La Visite du Premier du Québec à Paris
On n’a pas cherché la signification de la visite à Paris de M. Lesage, le Premier ministre de la Province de Québec. Il était pourtant assez curieux qu’on accordât les honneurs réservés aux Chefs d’Etat à un simple représentant de l’une des dix provinces canadiennes. Or ce pays qu’on conçoit volontiers comme particulièrement uni et solide est travaillé de l’intérieur par de graves dissensions. Une sécession du Québec n’est peut-être pas possible, mais n’est nullement hors de question. Entre Ottawa et Québec la querelle est sérieuse et c’est pourquoi M. Lesage, sans doute par calcul politique, est venu à Paris marquer la solidarité des Canadiens d’origine et de langue française (32% de la population) avec l’ancienne mère-patrie qui, jusqu’à ces derniers temps, était quelque peu oubliée.
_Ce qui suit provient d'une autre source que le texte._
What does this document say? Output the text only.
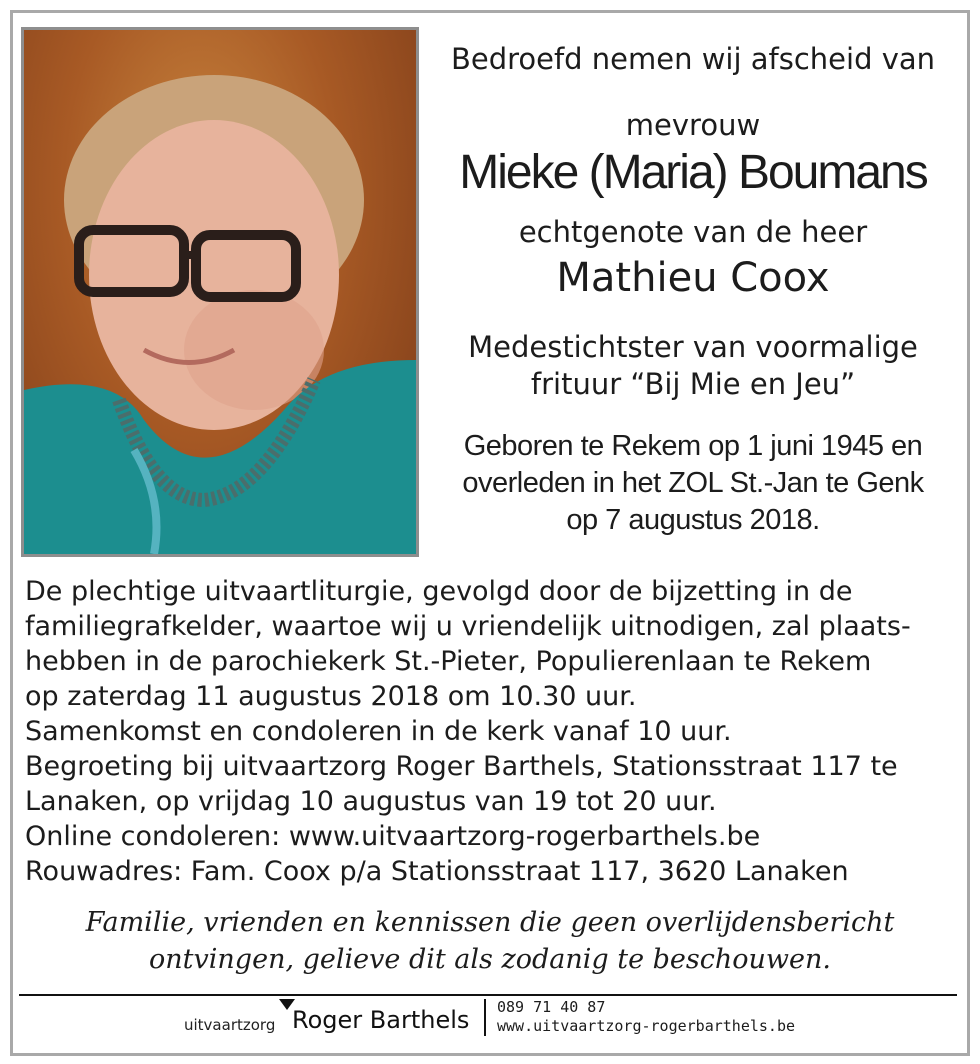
Bedroefd nemen wij afscheid van
mevrouw
Mieke (Maria) Boumans
echtgenote van de heer
Mathieu Coox
Medestichtster van voormalige
frituur “Bij Mie en Jeu”
Geboren te Rekem op 1 juni 1945 en
overleden in het ZOL St.-Jan te Genk
op 7 augustus 2018.
De plechtige uitvaartliturgie, gevolgd door de bijzetting in de
familiegrafkelder, waartoe wij u vriendelijk uitnodigen, zal plaats-
hebben in de parochiekerk St.-Pieter, Populierenlaan te Rekem
op zaterdag 11 augustus 2018 om 10.30 uur.
Samenkomst en condoleren in de kerk vanaf 10 uur.
Begroeting bij uitvaartzorg Roger Barthels, Stationsstraat 117 te
Lanaken, op vrijdag 10 augustus van 19 tot 20 uur.
Online condoleren: www.uitvaartzorg-rogerbarthels.be
Rouwadres: Fam. Coox p/a Stationsstraat 117, 3620 Lanaken
Familie, vrienden en kennissen die geen overlijdensbericht
ontvingen, gelieve dit als zodanig te beschouwen.
uitvaartzorg Roger Barthels 089 71 40 87
www.uitvaartzorg-rogerbarthels.be
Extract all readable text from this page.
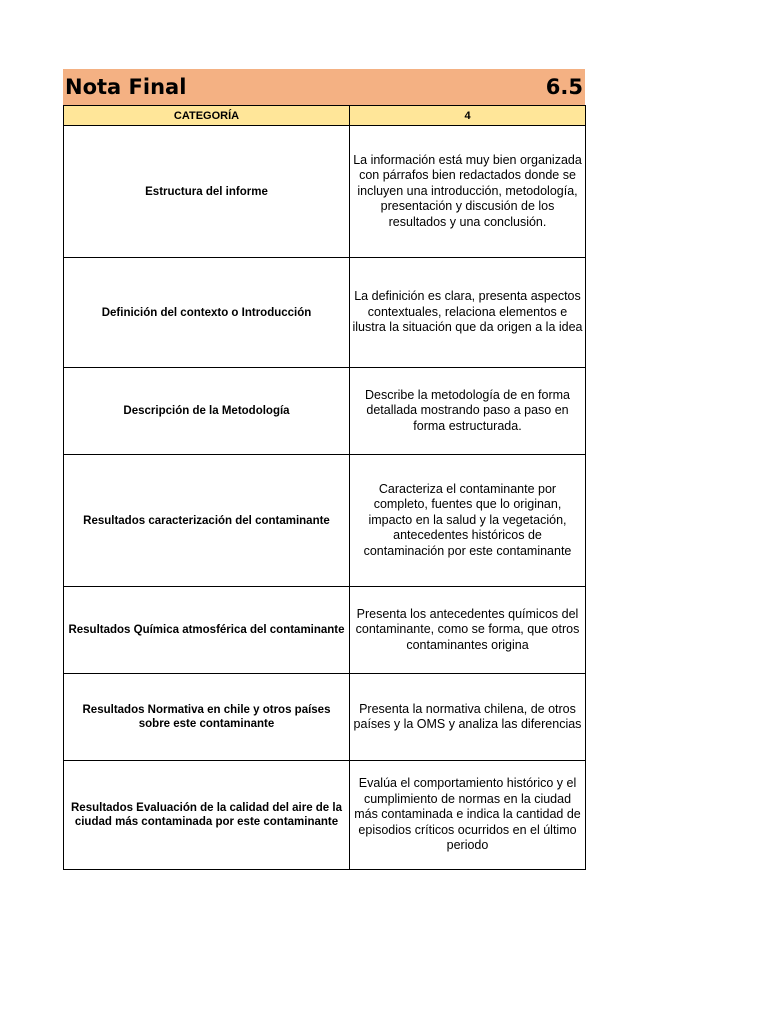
Nota Final	6.5
CATEGORÍA	4
Estructura del informe	La información está muy bien organizada con párrafos bien redactados donde se incluyen una introducción, metodología, presentación y discusión de los resultados y una conclusión.
Definición del contexto o Introducción	La definición es clara, presenta aspectos contextuales, relaciona elementos e ilustra la situación que da origen a la idea
Descripción de la Metodología	Describe la metodología de en forma detallada mostrando paso a paso en forma estructurada.
Resultados caracterización del contaminante	Caracteriza el contaminante por completo, fuentes que lo originan, impacto en la salud y la vegetación, antecedentes históricos de contaminación por este contaminante
Resultados Química atmosférica del contaminante	Presenta los antecedentes químicos del contaminante, como se forma, que otros contaminantes origina
Resultados Normativa en chile y otros países sobre este contaminante	Presenta la normativa chilena, de otros países y la OMS y analiza las diferencias
Resultados Evaluación de la calidad del aire de la ciudad más contaminada por este contaminante	Evalúa el comportamiento histórico y el cumplimiento de normas en la ciudad más contaminada e indica la cantidad de episodios críticos ocurridos en el último periodo
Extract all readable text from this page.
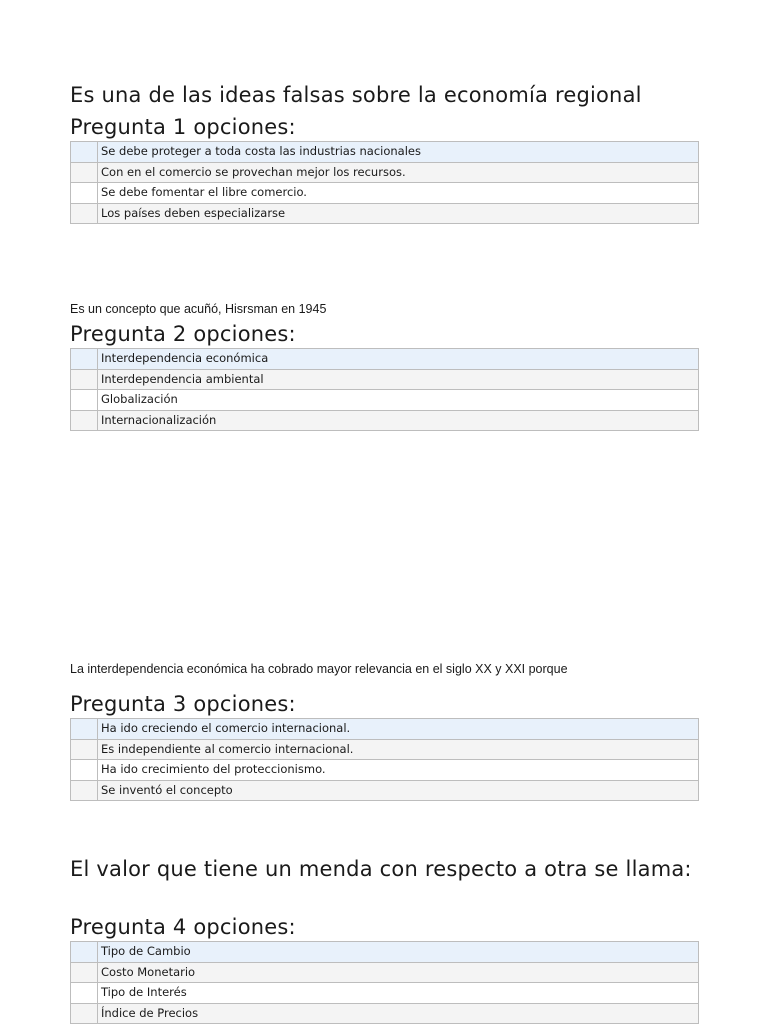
Es una de las ideas falsas sobre la economía regional
Pregunta 1 opciones:
	Se debe proteger a toda costa las industrias nacionales
	Con en el comercio se provechan mejor los recursos.
	Se debe fomentar el libre comercio.
	Los países deben especializarse
Es un concepto que acuñó, Hisrsman en 1945
Pregunta 2 opciones:
	Interdependencia económica
	Interdependencia ambiental
	Globalización
	Internacionalización
La interdependencia económica ha cobrado mayor relevancia en el siglo XX y XXI porque
Pregunta 3 opciones:
	Ha ido creciendo el comercio internacional.
	Es independiente al comercio internacional.
	Ha ido crecimiento del proteccionismo.
	Se inventó el concepto
El valor que tiene un menda con respecto a otra se llama:
Pregunta 4 opciones:
	Tipo de Cambio
	Costo Monetario
	Tipo de Interés
	Índice de Precios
C’était surtout l’anticléricalisme de la troisième république qui avait éloigné de nous le Canada français profondément religieux.
Depuis l’arrivée au pouvoir du parti conservateur de M. Diefenbacher et aussi des progrès d’un certain socialisme dans les provinces du centre, régions de langue anglaise, les Canadiens du Québec ont vu leurs intérêts sacrifiés et pour reprendre de l’autorité, il est normal qu’ils cherchent des appuis extérieurs. Et puis, il y a la querelle du Marché Commun et de l’éventuelle adhésion de l’Angleterre, à laquelle Diefenbacher est violemment hostile. La question est trop complexe pour que nous l’exposions ici. Mais cette visite, par son caractère assez insolite, méritait une explication.
Un Afro-Asiatique Secrétaire de l’O.N.U.
La confusion continue de régner à l’O.N.U. comme prévu on cherche parmi les Afro-asiatiques un Secrétaire Général qui soit vraiment neutre. L’oiseau rare paraît être M. U. Thant, le représentant de la Birmanie, fidèle associé du moine bouddhiste Unu qui gouverne le pays et dont nous avons ici indiqué la personnalité assez curieuse et vraiment hors-série dans le monde actuel dominé par les passions nationalistes. Tout le monde serait d’accord pour le choisir, sauf les Russes. Il se peut qu’ils finissent par céder, s’ils croient pouvoir encore tirer quelque profit de l’institution.
Les Agrovilles en Cochinchine
Terminons par une petite ironie de l’histoire. Au Sud du Viet-Nam où sévit la guérilla communiste contre Ngo Din Diem, les Américains prenennt de plus en plus l’affaire en main. Pour protéger les paysans du Delta du Mékong contre les sévices des Viets-Congs, comme on les nomme, ils ont commencé à créer des agrovilles, c’est-à-dire rassembler les cultivateurs dispersés dans leurs fermes au milieu des rizières dans des villages construits pour eux. Voilà un hommage des Américains auquel Krouchtchev ne s’attendait pas, lui qui avait entrepris – sans succès d’ailleurs- de réunir les paysans dans des agrovilles, non pour les protéger, mais pour mieux les asservir au régime. Et voilà que les Yankees en bâtissent en Cochinchine. A la prochaine détente, si elle vient, voilà le lieu choisi pour la rencontre des deux K.